Wednesday, July 06, 2005

G8, not to be confused with Live8

The G8 Summit.

Where world leaders come together to exchange ideas and have a brainstorming session.

Presedent Bush recently arrived in Scotland to attend the meeting, and was met with much protest. And, as per any world leader summit, the protests are on the edge of violent. Students and citizens fighting against the "Man". The establishment. The Government. Angry that the powers that be are fighting wars and making laws and governing them. Honestly, what good does it do to protest? Hold a sign up that states your feelings on the subject, yell and scream to deaf ears, and ultimately fight the riot police. After we're all done screaming ourselves hoarse and occasionally getting arrested, what change have we brought? None. None whatsoever. Do you think the powers that be actually sat down and said to eachother: "Wow, those protestors really don't like what we're doing. We should change things."? Some folks just need anger management. On a side note, seeing protestors clash with police in Scotland is nothing new. Plus, having a foreign nation protest Bush is old hat. They've all done it, no matter how much the U.S. has helped their nation. They've fallen from constructive protest to mindless trendfollowing.

2 Comments:

At 11:50 AM, Anonymous Anonymous said...

My personal favorite "We're not asking for your money, we're only asking for your voice." Then when you read the petition it calls for an ADDITIONAL 1% of the US budget to be used to fight this problem.

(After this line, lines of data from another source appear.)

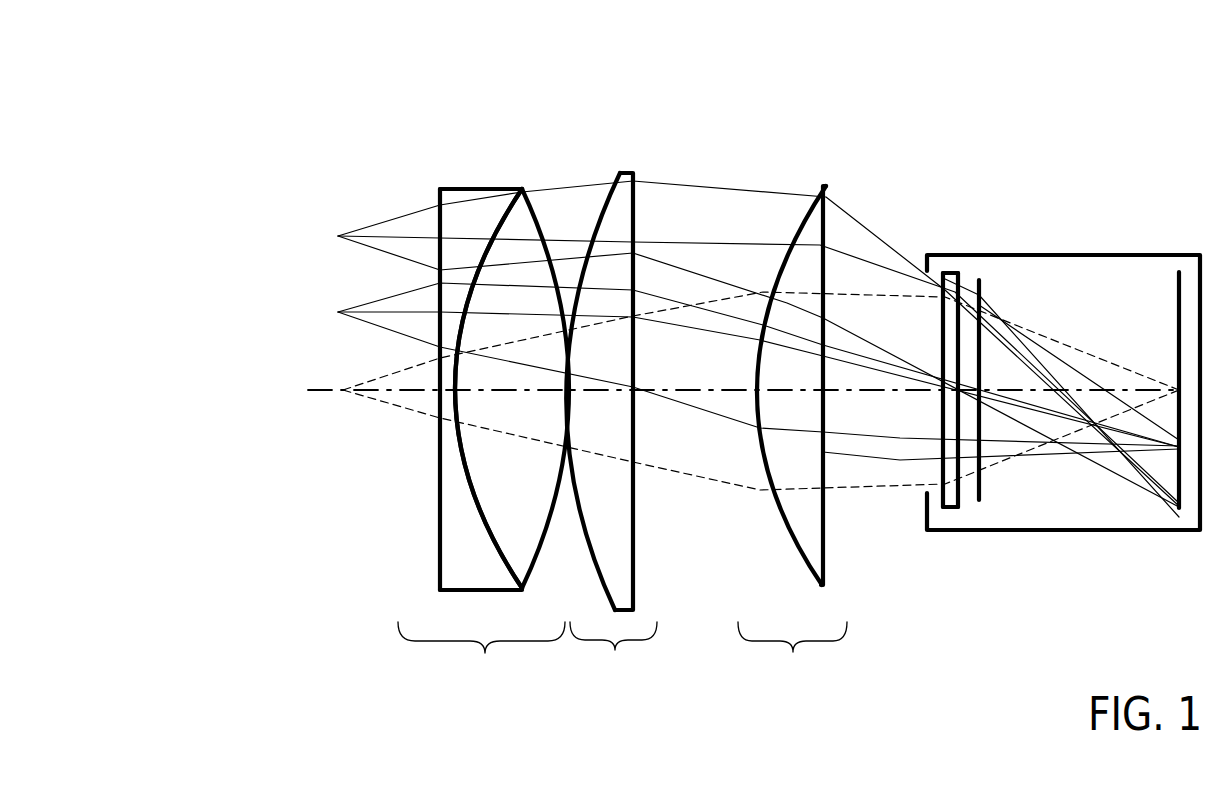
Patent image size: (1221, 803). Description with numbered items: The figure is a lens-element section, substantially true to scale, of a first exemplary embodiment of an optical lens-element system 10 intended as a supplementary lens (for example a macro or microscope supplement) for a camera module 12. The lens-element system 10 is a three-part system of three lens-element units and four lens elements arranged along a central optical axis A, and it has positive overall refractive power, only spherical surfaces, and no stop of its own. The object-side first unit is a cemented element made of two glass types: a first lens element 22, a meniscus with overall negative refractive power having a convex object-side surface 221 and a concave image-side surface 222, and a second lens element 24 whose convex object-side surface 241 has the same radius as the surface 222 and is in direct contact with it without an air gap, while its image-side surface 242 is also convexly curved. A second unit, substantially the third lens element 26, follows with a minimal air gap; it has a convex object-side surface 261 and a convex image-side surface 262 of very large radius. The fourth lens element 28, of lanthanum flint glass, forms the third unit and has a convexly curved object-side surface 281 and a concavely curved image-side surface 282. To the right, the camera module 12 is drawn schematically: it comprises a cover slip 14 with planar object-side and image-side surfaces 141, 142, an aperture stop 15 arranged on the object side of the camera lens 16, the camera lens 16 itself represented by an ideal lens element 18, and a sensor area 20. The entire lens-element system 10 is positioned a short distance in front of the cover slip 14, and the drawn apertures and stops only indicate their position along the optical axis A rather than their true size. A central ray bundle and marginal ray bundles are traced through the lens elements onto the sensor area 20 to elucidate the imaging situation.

The optical lens-element system 10 is at (270, 130).
The central optical axis A is at (308, 392).
The first lens element 22 is at (448, 190).
The object-side surface of the first lens element 221 is at (438, 192).
The image-side surface of the first lens element 222 is at (526, 200).
The second lens element 24 is at (533, 212).
The object-side surface of the second lens element 241 is at (508, 214).
The image-side surface of the second lens element 242 is at (546, 216).
The third lens element 26 is at (627, 173).
The object-side surface of the third lens element 261 is at (592, 216).
The image-side surface of the third lens element 262 is at (636, 198).
The fourth lens element 28 is at (826, 186).
The object-side surface of the fourth lens element 281 is at (801, 226).
The image-side surface of the fourth lens element 282 is at (826, 239).
The camera module 12 is at (963, 276).
The cover slip 14 is at (943, 273).
The object-side surface of the coverslip 141 is at (943, 501).
The image-side surface of the coverslip 142 is at (958, 500).
The aperture stop 15 is at (980, 280).
The camera lens 16 is at (981, 290).
The ideal lens element 18 is at (981, 327).
The sensor area 20 is at (1178, 292).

I looked it up, that's 2.3 BILLION dollars! BILLLLLLION dollars! Hmmmm. There are approximately 60 million tax payers in the United states, and we should all just shill up another 2.3 Bil. Not asking for our money. Shesh.

We already have a proposed budgetary short fall of about 60 Bil. for the comming year. What's another two or three (over and above what we are already spending?

I really have no use for dishonest charaties.

Hey, I have an idea, why don't we, oh, I don't know, fully fund health care for the poor HERE before we start funding it for other nations? After all, charity is supposed to *begin* at home?

Oh, well, I guess I've lapsed into a bit of a rant. And it's not that starving children in Africa aren't important. I just don't understand why it is our financial responsibility exactly.

M

 
At 1:31 PM, Blogger Kodiak said...

I just don't understand why it is our financial responsibility exactly.